Los operones cuentan en principio con tres niveles de transcripción: basal, reprimido e inducido, que se corresponden con una actividad media, ninguna o mucha, respectivamente. La regulación de la actividad de los operones se realiza mediante un sistema de unión de distintas proteínas a las secuencias que se encuentran en 5' de los genes que se van a transcribir (aguas arribe; elementos en cis). Estas proteínas incluyen la ARN polimerasa y los distintos elementos de regulación en trans.

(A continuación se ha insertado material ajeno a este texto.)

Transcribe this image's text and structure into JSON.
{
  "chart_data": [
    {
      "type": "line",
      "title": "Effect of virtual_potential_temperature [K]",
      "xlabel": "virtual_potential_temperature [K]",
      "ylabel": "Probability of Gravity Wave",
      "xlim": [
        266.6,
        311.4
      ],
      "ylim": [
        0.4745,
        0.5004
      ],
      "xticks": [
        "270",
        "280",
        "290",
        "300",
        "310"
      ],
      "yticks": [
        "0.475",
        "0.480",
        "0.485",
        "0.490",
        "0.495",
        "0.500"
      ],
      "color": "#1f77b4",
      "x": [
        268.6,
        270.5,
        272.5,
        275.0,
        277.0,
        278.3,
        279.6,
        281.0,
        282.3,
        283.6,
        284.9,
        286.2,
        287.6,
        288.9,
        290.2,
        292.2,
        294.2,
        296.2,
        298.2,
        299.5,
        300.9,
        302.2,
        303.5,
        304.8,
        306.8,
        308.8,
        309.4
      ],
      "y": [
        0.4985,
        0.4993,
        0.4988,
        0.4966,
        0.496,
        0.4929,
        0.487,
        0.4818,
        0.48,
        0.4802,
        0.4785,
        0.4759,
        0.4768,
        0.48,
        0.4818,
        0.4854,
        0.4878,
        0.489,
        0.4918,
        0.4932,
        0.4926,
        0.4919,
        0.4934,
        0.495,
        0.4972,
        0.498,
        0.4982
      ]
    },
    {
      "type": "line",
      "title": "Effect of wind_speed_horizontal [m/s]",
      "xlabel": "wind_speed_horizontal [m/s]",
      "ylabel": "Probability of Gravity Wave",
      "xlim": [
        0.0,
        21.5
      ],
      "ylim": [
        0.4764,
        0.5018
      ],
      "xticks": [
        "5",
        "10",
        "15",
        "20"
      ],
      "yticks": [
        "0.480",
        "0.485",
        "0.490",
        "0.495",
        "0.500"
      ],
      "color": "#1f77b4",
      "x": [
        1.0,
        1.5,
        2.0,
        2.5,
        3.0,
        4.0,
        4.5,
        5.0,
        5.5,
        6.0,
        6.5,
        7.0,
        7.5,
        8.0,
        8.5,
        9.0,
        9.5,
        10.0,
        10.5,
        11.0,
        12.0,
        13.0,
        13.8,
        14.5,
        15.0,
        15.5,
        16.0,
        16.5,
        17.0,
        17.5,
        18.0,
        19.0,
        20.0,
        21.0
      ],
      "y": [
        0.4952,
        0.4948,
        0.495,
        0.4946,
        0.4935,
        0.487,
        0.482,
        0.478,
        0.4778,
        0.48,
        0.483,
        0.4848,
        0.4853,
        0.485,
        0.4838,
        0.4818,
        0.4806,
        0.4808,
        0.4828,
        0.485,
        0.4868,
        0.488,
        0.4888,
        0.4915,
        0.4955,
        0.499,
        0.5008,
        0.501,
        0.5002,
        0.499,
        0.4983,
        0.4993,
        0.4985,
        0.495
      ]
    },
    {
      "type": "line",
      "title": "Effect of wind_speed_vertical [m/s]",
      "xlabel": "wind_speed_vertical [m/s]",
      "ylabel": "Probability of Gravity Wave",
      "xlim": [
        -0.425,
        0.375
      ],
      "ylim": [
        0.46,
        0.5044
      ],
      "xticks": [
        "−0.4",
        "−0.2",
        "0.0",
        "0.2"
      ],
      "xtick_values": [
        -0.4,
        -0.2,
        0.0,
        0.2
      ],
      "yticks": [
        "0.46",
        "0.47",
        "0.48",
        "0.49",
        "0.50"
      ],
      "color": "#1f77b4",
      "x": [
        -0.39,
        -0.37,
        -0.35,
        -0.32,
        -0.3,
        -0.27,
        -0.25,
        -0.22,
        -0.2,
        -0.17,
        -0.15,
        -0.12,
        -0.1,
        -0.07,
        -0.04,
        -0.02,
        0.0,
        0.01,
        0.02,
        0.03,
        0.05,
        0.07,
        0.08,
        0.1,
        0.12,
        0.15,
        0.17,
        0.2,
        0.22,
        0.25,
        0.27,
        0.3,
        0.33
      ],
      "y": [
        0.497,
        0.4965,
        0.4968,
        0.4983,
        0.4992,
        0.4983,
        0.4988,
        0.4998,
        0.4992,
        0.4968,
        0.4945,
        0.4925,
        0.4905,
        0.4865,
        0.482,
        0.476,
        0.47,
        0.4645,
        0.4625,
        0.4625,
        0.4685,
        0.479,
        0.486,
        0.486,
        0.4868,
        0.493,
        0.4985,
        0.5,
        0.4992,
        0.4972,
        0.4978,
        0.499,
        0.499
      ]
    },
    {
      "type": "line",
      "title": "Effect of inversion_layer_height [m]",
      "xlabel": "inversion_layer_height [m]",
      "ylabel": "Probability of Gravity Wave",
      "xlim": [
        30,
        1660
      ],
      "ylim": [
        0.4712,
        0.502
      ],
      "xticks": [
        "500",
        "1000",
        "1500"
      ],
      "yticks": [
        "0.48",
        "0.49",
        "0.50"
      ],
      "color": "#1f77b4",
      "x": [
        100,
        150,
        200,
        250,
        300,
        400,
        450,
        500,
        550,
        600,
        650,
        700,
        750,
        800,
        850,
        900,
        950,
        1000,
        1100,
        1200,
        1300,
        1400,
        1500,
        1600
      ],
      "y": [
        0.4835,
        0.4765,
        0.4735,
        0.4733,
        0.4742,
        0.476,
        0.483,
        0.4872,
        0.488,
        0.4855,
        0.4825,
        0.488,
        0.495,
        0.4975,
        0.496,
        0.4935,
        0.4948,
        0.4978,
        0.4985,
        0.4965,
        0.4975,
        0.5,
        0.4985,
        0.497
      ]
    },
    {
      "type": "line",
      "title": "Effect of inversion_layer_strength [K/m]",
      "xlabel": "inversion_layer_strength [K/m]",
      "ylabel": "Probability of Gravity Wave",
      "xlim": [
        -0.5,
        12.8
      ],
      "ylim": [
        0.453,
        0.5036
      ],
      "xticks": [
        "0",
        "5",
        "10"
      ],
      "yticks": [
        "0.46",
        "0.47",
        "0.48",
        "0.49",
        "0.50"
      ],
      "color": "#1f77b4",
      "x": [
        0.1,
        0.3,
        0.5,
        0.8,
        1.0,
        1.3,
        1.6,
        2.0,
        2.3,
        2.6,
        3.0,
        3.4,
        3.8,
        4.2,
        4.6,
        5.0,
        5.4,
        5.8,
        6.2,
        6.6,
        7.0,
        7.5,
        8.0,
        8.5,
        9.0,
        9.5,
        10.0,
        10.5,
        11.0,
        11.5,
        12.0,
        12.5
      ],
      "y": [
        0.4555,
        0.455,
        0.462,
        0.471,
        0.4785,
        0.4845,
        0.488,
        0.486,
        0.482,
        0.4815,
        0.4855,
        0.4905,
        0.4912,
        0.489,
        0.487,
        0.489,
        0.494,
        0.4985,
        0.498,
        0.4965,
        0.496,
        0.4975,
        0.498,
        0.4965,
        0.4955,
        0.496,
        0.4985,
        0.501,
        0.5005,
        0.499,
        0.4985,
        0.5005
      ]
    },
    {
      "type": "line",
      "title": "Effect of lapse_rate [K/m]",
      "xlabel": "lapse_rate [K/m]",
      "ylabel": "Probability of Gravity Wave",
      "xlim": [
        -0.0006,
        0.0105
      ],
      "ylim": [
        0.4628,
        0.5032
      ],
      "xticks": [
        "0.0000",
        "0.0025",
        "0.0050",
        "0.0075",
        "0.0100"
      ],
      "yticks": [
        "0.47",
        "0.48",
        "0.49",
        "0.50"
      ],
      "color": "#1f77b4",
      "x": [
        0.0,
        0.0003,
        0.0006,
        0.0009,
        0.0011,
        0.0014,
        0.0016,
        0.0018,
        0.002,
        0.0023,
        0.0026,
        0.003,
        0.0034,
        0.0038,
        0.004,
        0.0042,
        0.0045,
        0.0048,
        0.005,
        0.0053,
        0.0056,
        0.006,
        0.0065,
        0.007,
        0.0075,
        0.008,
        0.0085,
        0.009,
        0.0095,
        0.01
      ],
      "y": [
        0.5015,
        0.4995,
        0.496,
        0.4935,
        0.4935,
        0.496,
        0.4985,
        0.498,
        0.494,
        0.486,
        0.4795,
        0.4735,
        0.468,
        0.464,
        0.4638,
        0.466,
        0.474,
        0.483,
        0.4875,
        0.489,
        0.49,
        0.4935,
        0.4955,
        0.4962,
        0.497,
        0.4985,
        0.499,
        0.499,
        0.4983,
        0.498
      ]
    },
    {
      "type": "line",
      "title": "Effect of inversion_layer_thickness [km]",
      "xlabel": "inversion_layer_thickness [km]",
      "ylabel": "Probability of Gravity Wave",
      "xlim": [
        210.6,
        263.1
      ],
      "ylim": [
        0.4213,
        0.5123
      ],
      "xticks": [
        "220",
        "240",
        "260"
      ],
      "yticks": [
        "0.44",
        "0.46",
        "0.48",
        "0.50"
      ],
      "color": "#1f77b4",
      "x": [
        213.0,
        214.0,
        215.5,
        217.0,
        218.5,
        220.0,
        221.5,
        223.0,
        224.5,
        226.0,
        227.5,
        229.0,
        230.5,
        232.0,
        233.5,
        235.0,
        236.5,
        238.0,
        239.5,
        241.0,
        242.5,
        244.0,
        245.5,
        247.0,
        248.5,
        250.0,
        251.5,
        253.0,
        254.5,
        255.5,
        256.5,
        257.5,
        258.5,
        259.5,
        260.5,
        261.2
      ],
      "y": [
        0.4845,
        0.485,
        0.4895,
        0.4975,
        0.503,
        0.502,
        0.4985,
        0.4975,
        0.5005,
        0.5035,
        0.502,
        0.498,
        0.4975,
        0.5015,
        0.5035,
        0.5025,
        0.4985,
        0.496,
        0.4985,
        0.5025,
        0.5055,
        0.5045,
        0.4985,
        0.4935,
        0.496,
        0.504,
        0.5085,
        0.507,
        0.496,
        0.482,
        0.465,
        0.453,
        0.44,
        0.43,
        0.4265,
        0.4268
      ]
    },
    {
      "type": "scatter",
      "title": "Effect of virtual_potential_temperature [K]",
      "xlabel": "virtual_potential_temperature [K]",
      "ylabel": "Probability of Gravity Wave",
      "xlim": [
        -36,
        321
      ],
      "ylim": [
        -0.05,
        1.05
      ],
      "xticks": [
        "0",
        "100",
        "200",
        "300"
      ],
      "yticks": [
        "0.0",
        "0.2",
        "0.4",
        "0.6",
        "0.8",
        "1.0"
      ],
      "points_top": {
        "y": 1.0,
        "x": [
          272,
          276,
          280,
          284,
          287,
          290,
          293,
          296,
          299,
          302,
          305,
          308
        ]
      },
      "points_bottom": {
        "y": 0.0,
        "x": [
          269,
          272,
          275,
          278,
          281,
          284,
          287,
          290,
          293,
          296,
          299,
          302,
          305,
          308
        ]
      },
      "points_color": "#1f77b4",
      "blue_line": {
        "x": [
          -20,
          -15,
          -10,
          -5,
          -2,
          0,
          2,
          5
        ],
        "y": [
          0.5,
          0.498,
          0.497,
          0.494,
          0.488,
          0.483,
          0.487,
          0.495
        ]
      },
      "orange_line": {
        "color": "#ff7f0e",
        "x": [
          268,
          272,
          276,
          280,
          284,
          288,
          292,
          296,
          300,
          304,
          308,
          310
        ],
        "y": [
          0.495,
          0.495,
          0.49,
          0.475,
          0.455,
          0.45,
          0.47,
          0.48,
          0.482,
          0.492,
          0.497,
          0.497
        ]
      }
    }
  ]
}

Los operones se estructuran como una serie de genes contiguos que reciben una regulación coordinada mediante un solo promotor, situado al comienzo de la transcripción, y la transcripción cursa con una cadena de ARNm policistrónico. Los elementos adyacentes a él constituyen la región operadora o el operador, a los que se unen las diversas proteínas reguladoras. Los estados de transcripción basal, reprimida o inducida se deben siempre a la unión de una proteína reguladora a la región del operador, con lo que se habla de proteínas inductoras o represoras, respectivamente.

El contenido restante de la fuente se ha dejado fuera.